How different these talks with Jack were from those fusillades of conversation with Peter. Every word she said to Jack was designed to coax and encourage. Add to this desire an urge (so far repressed) to rip off his shirt, and she had a cocktail of longings much stronger than Stroh’s beer. She nestled closer to him, pretending it was more breeze from the fan instead of more damp from him that she was after. The two of them were dozing off, still waiting for Truman, as the announcer tried to convey a scene better suited to radio’s new competition: the candidates had just been presented with a replica of the Liberty Bell, out of which some doves of peace were taking flight.

While Senator Barkley accepted his nomination, albeit more briefly than he had keynoted the convention, Jack fell fully asleep. His exhalations came in soft little sniffs, like a kitten’s, making it impossible for her not to pet him. She shifted so his head was on her shoulder. With her gaze from above, she inventoried the face below the little stalks of hair. Everything was youthful and efficient. There was no decorative dimple, and instead of Peter’s high cheekbones, those
gaudy epaulets of breeding, Jack’s were like retracted artillery. His snub nose was in its small way perfect; the boyish little mouth seemed braced to ward off an aunt’s kisses or a brother’s fists. His chest rose and fell in time with his breathing, and her eye traveled to an open shirt button inches above his belt, through which she could see a thin line of fine dark hair.

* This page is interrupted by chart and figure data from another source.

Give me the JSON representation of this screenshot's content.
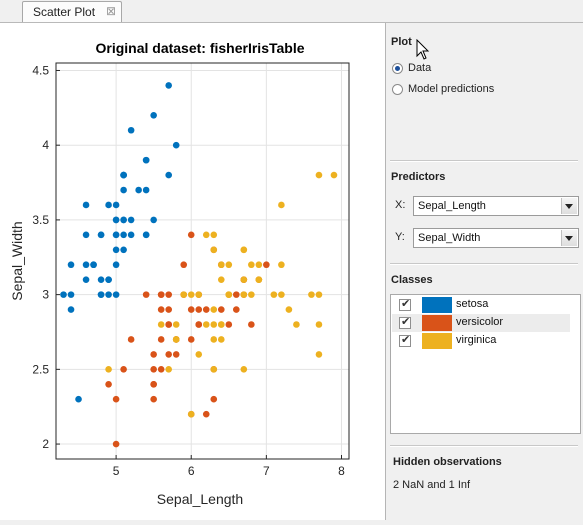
{
  "tab": {
    "label": "Scatter Plot",
    "close": "⊠"
  },
  "chart_data": {
    "type": "scatter",
    "title": "Original dataset: fisherIrisTable",
    "xlabel": "Sepal_Length",
    "ylabel": "Sepal_Width",
    "xlim": [
      4.2,
      8.1
    ],
    "ylim": [
      1.9,
      4.55
    ],
    "xticks": [
      5,
      6,
      7,
      8
    ],
    "yticks": [
      2,
      2.5,
      3,
      3.5,
      4,
      4.5
    ],
    "grid": true,
    "series": [
      {
        "name": "setosa",
        "color": "#0072BD",
        "points": [
          [
            5.1,
            3.5
          ],
          [
            4.9,
            3.0
          ],
          [
            4.7,
            3.2
          ],
          [
            4.6,
            3.1
          ],
          [
            5.0,
            3.6
          ],
          [
            5.4,
            3.9
          ],
          [
            4.6,
            3.4
          ],
          [
            5.0,
            3.4
          ],
          [
            4.4,
            2.9
          ],
          [
            4.9,
            3.1
          ],
          [
            5.4,
            3.7
          ],
          [
            4.8,
            3.4
          ],
          [
            4.8,
            3.0
          ],
          [
            4.3,
            3.0
          ],
          [
            5.8,
            4.0
          ],
          [
            5.7,
            4.4
          ],
          [
            5.4,
            3.9
          ],
          [
            5.1,
            3.5
          ],
          [
            5.7,
            3.8
          ],
          [
            5.1,
            3.8
          ],
          [
            5.4,
            3.4
          ],
          [
            5.1,
            3.7
          ],
          [
            4.6,
            3.6
          ],
          [
            5.1,
            3.3
          ],
          [
            4.8,
            3.4
          ],
          [
            5.0,
            3.0
          ],
          [
            5.0,
            3.4
          ],
          [
            5.2,
            3.5
          ],
          [
            5.2,
            3.4
          ],
          [
            4.7,
            3.2
          ],
          [
            4.8,
            3.1
          ],
          [
            5.4,
            3.4
          ],
          [
            5.2,
            4.1
          ],
          [
            5.5,
            4.2
          ],
          [
            4.9,
            3.1
          ],
          [
            5.0,
            3.2
          ],
          [
            5.5,
            3.5
          ],
          [
            4.9,
            3.6
          ],
          [
            4.4,
            3.0
          ],
          [
            5.1,
            3.4
          ],
          [
            5.0,
            3.5
          ],
          [
            4.5,
            2.3
          ],
          [
            4.4,
            3.2
          ],
          [
            5.0,
            3.5
          ],
          [
            5.1,
            3.8
          ],
          [
            4.8,
            3.0
          ],
          [
            5.1,
            3.8
          ],
          [
            4.6,
            3.2
          ],
          [
            5.3,
            3.7
          ],
          [
            5.0,
            3.3
          ]
        ]
      },
      {
        "name": "versicolor",
        "color": "#D95319",
        "points": [
          [
            7.0,
            3.2
          ],
          [
            6.4,
            3.2
          ],
          [
            6.9,
            3.1
          ],
          [
            5.5,
            2.3
          ],
          [
            6.5,
            2.8
          ],
          [
            5.7,
            2.8
          ],
          [
            6.3,
            3.3
          ],
          [
            4.9,
            2.4
          ],
          [
            6.6,
            2.9
          ],
          [
            5.2,
            2.7
          ],
          [
            5.0,
            2.0
          ],
          [
            5.9,
            3.0
          ],
          [
            6.0,
            2.2
          ],
          [
            6.1,
            2.9
          ],
          [
            5.6,
            2.9
          ],
          [
            6.7,
            3.1
          ],
          [
            5.6,
            3.0
          ],
          [
            5.8,
            2.7
          ],
          [
            6.2,
            2.2
          ],
          [
            5.6,
            2.5
          ],
          [
            5.9,
            3.2
          ],
          [
            6.1,
            2.8
          ],
          [
            6.3,
            2.5
          ],
          [
            6.1,
            2.8
          ],
          [
            6.4,
            2.9
          ],
          [
            6.6,
            3.0
          ],
          [
            6.8,
            2.8
          ],
          [
            6.7,
            3.0
          ],
          [
            6.0,
            2.9
          ],
          [
            5.7,
            2.6
          ],
          [
            5.5,
            2.4
          ],
          [
            5.5,
            2.4
          ],
          [
            5.8,
            2.7
          ],
          [
            6.0,
            2.7
          ],
          [
            5.4,
            3.0
          ],
          [
            6.0,
            3.4
          ],
          [
            6.7,
            3.1
          ],
          [
            6.3,
            2.3
          ],
          [
            5.6,
            3.0
          ],
          [
            5.5,
            2.5
          ],
          [
            5.5,
            2.6
          ],
          [
            6.1,
            3.0
          ],
          [
            5.8,
            2.6
          ],
          [
            5.0,
            2.3
          ],
          [
            5.6,
            2.7
          ],
          [
            5.7,
            3.0
          ],
          [
            5.7,
            2.9
          ],
          [
            6.2,
            2.9
          ],
          [
            5.1,
            2.5
          ],
          [
            5.7,
            2.8
          ]
        ]
      },
      {
        "name": "virginica",
        "color": "#EDB120",
        "points": [
          [
            6.3,
            3.3
          ],
          [
            5.8,
            2.7
          ],
          [
            7.1,
            3.0
          ],
          [
            6.3,
            2.9
          ],
          [
            6.5,
            3.0
          ],
          [
            7.6,
            3.0
          ],
          [
            4.9,
            2.5
          ],
          [
            7.3,
            2.9
          ],
          [
            6.7,
            2.5
          ],
          [
            7.2,
            3.6
          ],
          [
            6.5,
            3.2
          ],
          [
            6.4,
            2.7
          ],
          [
            6.8,
            3.0
          ],
          [
            5.7,
            2.5
          ],
          [
            5.8,
            2.8
          ],
          [
            6.4,
            3.2
          ],
          [
            6.5,
            3.0
          ],
          [
            7.7,
            3.8
          ],
          [
            7.7,
            2.6
          ],
          [
            6.0,
            2.2
          ],
          [
            6.9,
            3.2
          ],
          [
            5.6,
            2.8
          ],
          [
            7.7,
            2.8
          ],
          [
            6.3,
            2.7
          ],
          [
            6.7,
            3.3
          ],
          [
            7.2,
            3.2
          ],
          [
            6.2,
            2.8
          ],
          [
            6.1,
            3.0
          ],
          [
            6.4,
            2.8
          ],
          [
            7.2,
            3.0
          ],
          [
            7.4,
            2.8
          ],
          [
            7.9,
            3.8
          ],
          [
            6.4,
            2.8
          ],
          [
            6.3,
            2.8
          ],
          [
            6.1,
            2.6
          ],
          [
            7.7,
            3.0
          ],
          [
            6.3,
            3.4
          ],
          [
            6.4,
            3.1
          ],
          [
            6.0,
            3.0
          ],
          [
            6.9,
            3.1
          ],
          [
            6.7,
            3.1
          ],
          [
            6.9,
            3.1
          ],
          [
            5.8,
            2.7
          ],
          [
            6.8,
            3.2
          ],
          [
            6.7,
            3.3
          ],
          [
            6.7,
            3.0
          ],
          [
            6.3,
            2.5
          ],
          [
            6.5,
            3.0
          ],
          [
            6.2,
            3.4
          ],
          [
            5.9,
            3.0
          ]
        ]
      }
    ]
  },
  "panel": {
    "plot_title": "Plot",
    "radio_data": "Data",
    "radio_model": "Model predictions",
    "predictors_title": "Predictors",
    "x_label": "X:",
    "x_value": "Sepal_Length",
    "y_label": "Y:",
    "y_value": "Sepal_Width",
    "classes_title": "Classes",
    "classes": [
      {
        "name": "setosa",
        "color": "#0072BD"
      },
      {
        "name": "versicolor",
        "color": "#D95319"
      },
      {
        "name": "virginica",
        "color": "#EDB120"
      }
    ],
    "hidden_title": "Hidden observations",
    "hidden_text": "2 NaN and 1 Inf"
  }
}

If she weren’t careful, she’d reach her hand in. Only recently had this sort of temptation begun to seem a matter of extreme urgency. When she’d first gotten to Ann Arbor, the general dearth of men had made those around seem somehow more superfluous than desirable. Then they’d started flooding home, and she had had her first and only affair, with a dark-eyed boy from Dearborn who’d never been in the service at all. They met in Verse Writing, expressing infatuation with all the spontaneity of the romantic villanelles and octosyllabic couplets they were assigned to write each weekend. When they finally slept together, the boy’s thin, perplexed body kept no time with hers; it was as if they’d failed the
terza rima
unit. They gave up after three times, relieved to get on to the brief business of worrying if she were pregnant.